The only break in the monotony was the file of utility poles marching along the east flank of the road and what looked like an oversized outhouse near the water at its far end.

"That's got to be the place," Bill said.

"Can't be."

"You see any other place around? We're supposed to follow this road out to the house at its end. That's the place. It's got to be."

Jack doubted it but put the Mercedes in gear again and started forward.

"I still say we made a wrong turn somewhere."

As they approached the shack, Jack noticed smoke rising from behind it.

"Whoever he is, he's got a fire going."

"I hope he builds a better fire than he builds a house," Bill said.

"Right. He must be the original crooked man and this must be the original crooked house."

The shack did not seem to have one true upright. The entire one-story structure was canted left, leaning against the peeling propane tank on its flank; its crumbling brick chimney was canted right; and the aerial atop that was canted left again.

But this had to be the place: the house at the end of the road.

An old Torino sat in front. Except for the fire in the back, the place looked deserted.

"You know," Bill said as they neared it, "that's not just a plain old fire in back there. I don't know much about that sort of thing, but it looks to me like he's got some kind of forge going full blast.

As Jack pulled into the small graveled front yard, he noticed that all the screens were ripped and tattered, all the windows smashed—like every other house they'd passed on their way out from the city.

"This doesn't look good."

Bill shrugged. "The fire's going, and Glaeken said…"

"Yeah. Glaeken said."

He parked and took the wooden box with him when he got out. Bill accompanied him to the door. To the right was what appeared to be a small vegetable garden, but nothing was growing. The front door opened before they reached the steps and a grizzled old man glared at them through the remnants of the screen in the upper half of the storm door.

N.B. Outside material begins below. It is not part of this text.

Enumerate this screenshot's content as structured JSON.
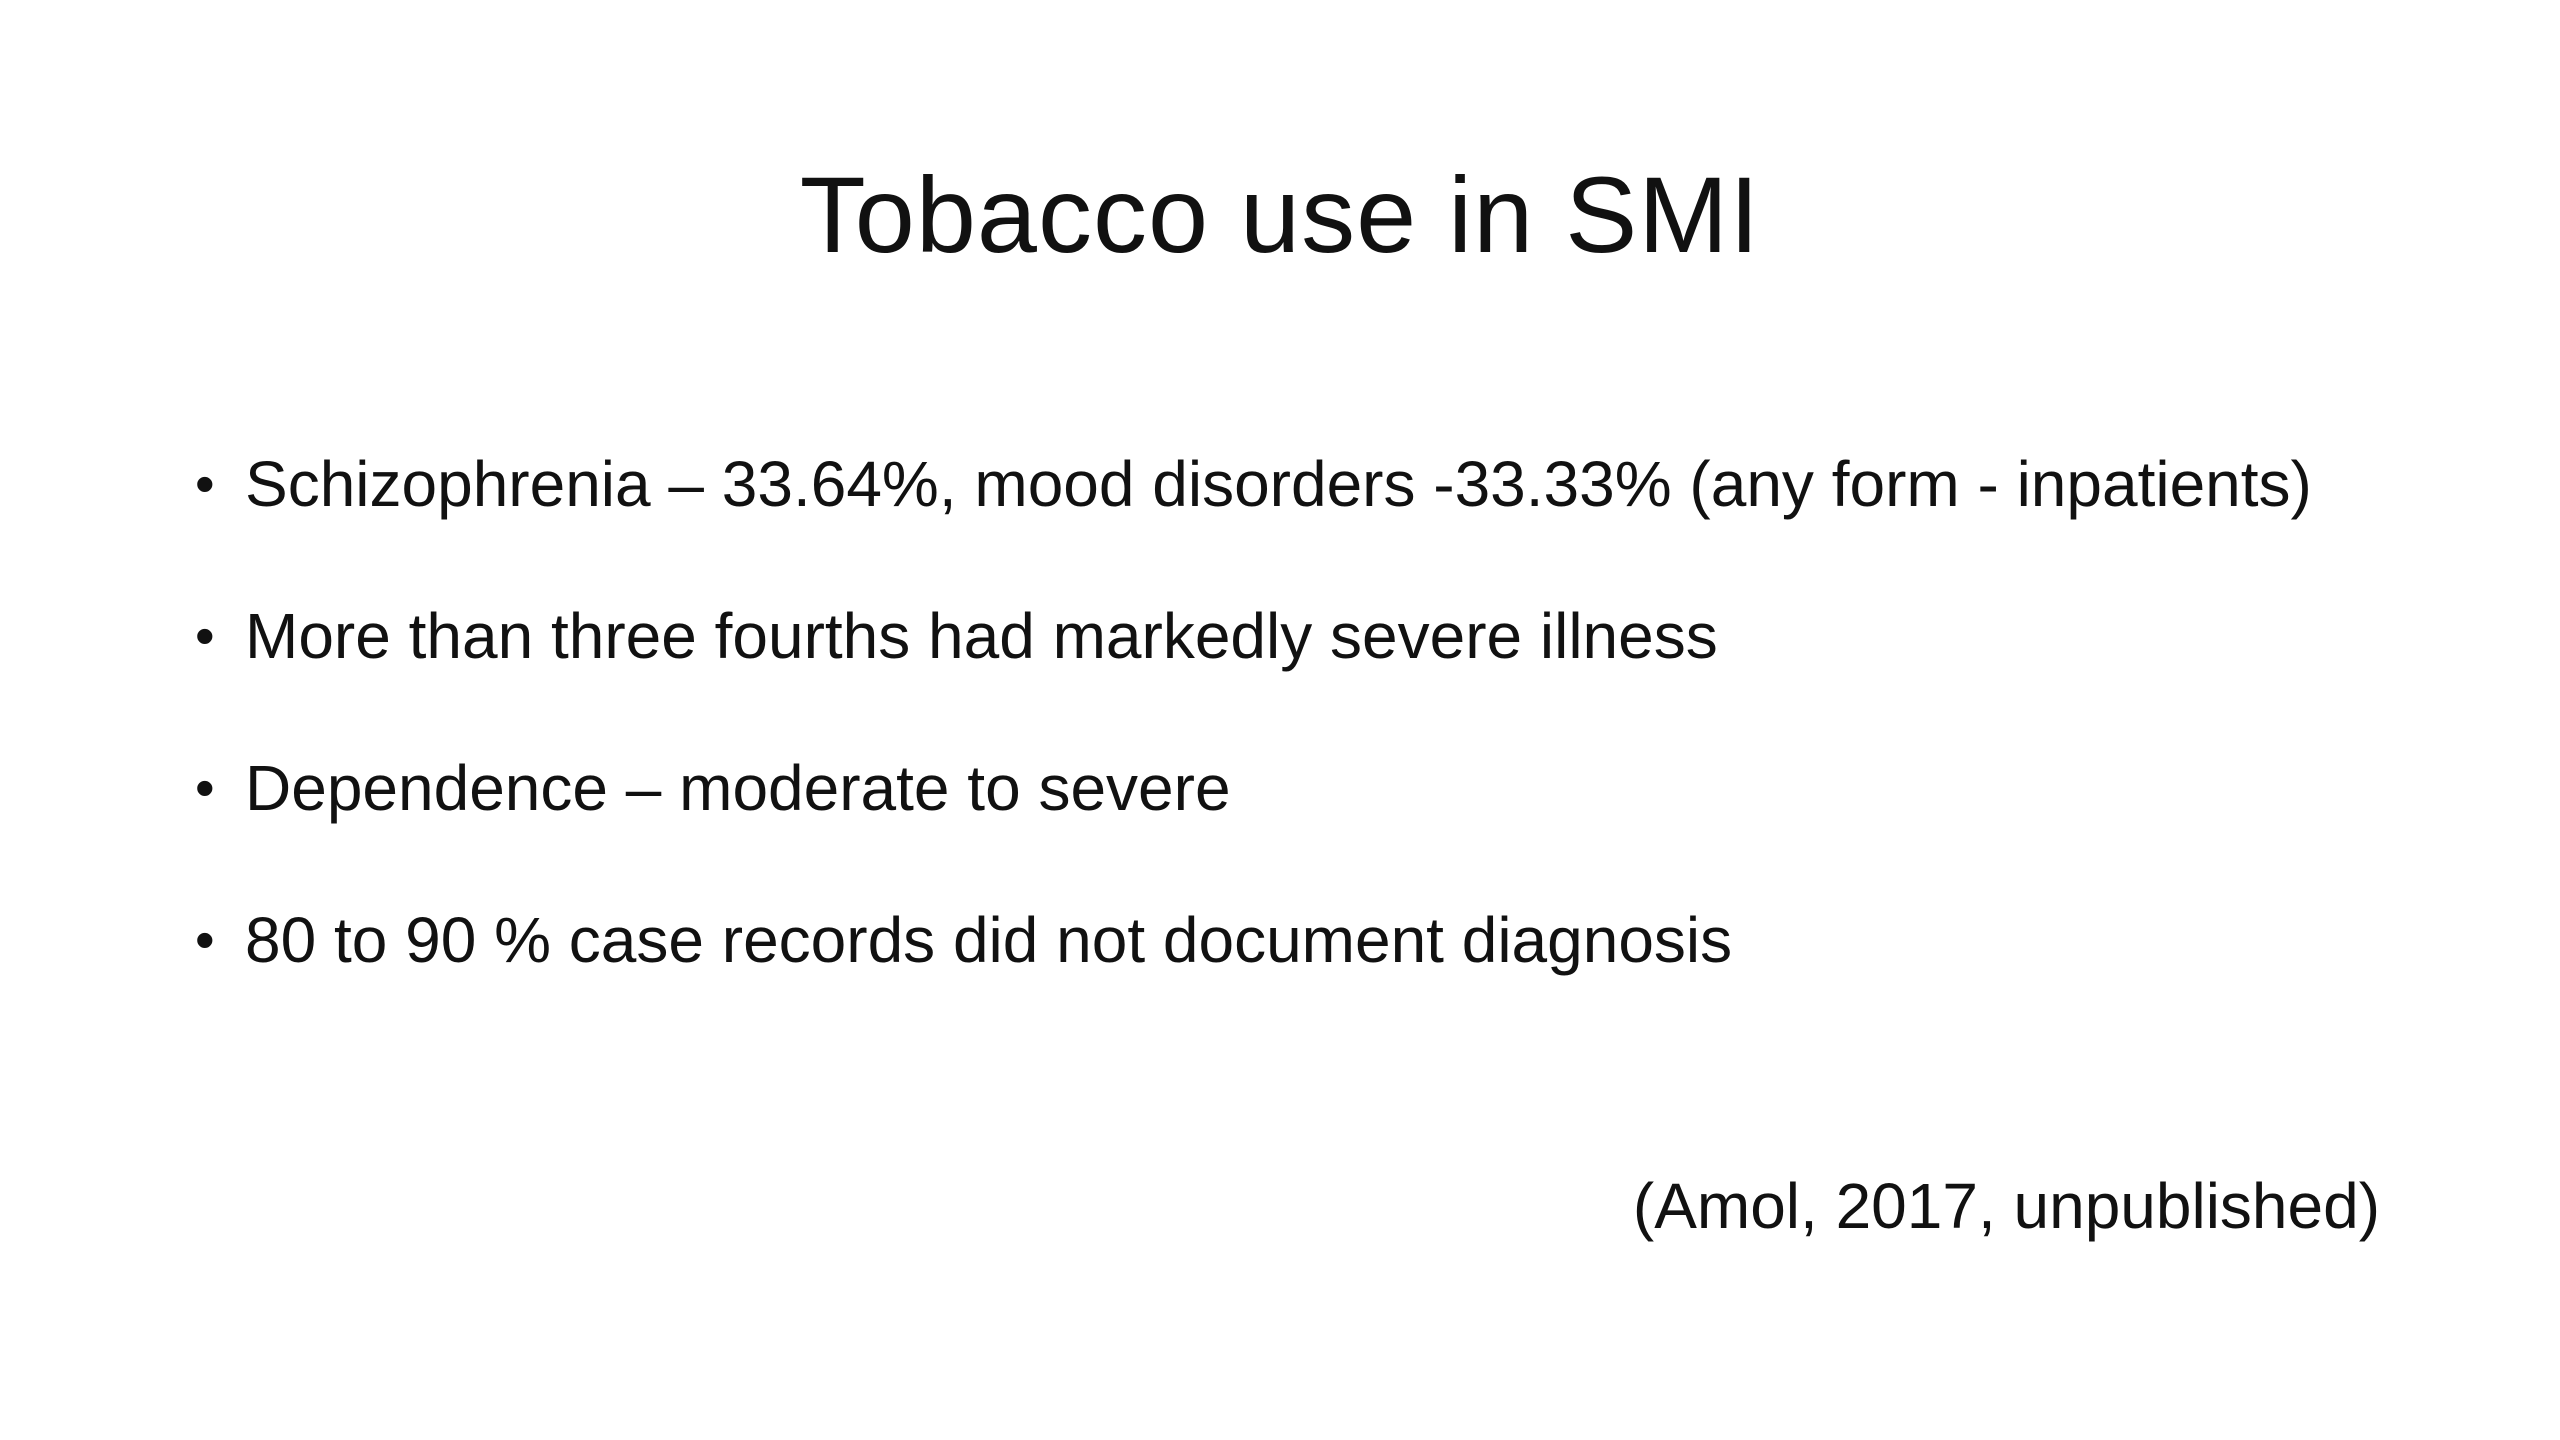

"Took your time getting here, didn't you?"

His shock of gray hair stuck out in all directions. He needed a shave like his stained undershirt needed to be washed—or better yet, tossed out and replaced.

"You're expecting us?" Jack said. How could that be? The phones had been out for days.

"Yeah. You got the metal?"

Bill glanced at the note in his hand. "First we've got to know: Are you George Haskins?"

"'Course I am."

"May we come in?"

"I don't think they'd like that. You see—"

Jack heard a garbled babble from somewhere behind the solid lower half of the storm door. Haskins looked down and spoke toward the floor.

"All right, all right!" he said, then looked up at Jack again and thrust his hand through the opening. "They're real anxious to get started. Gimme the metal."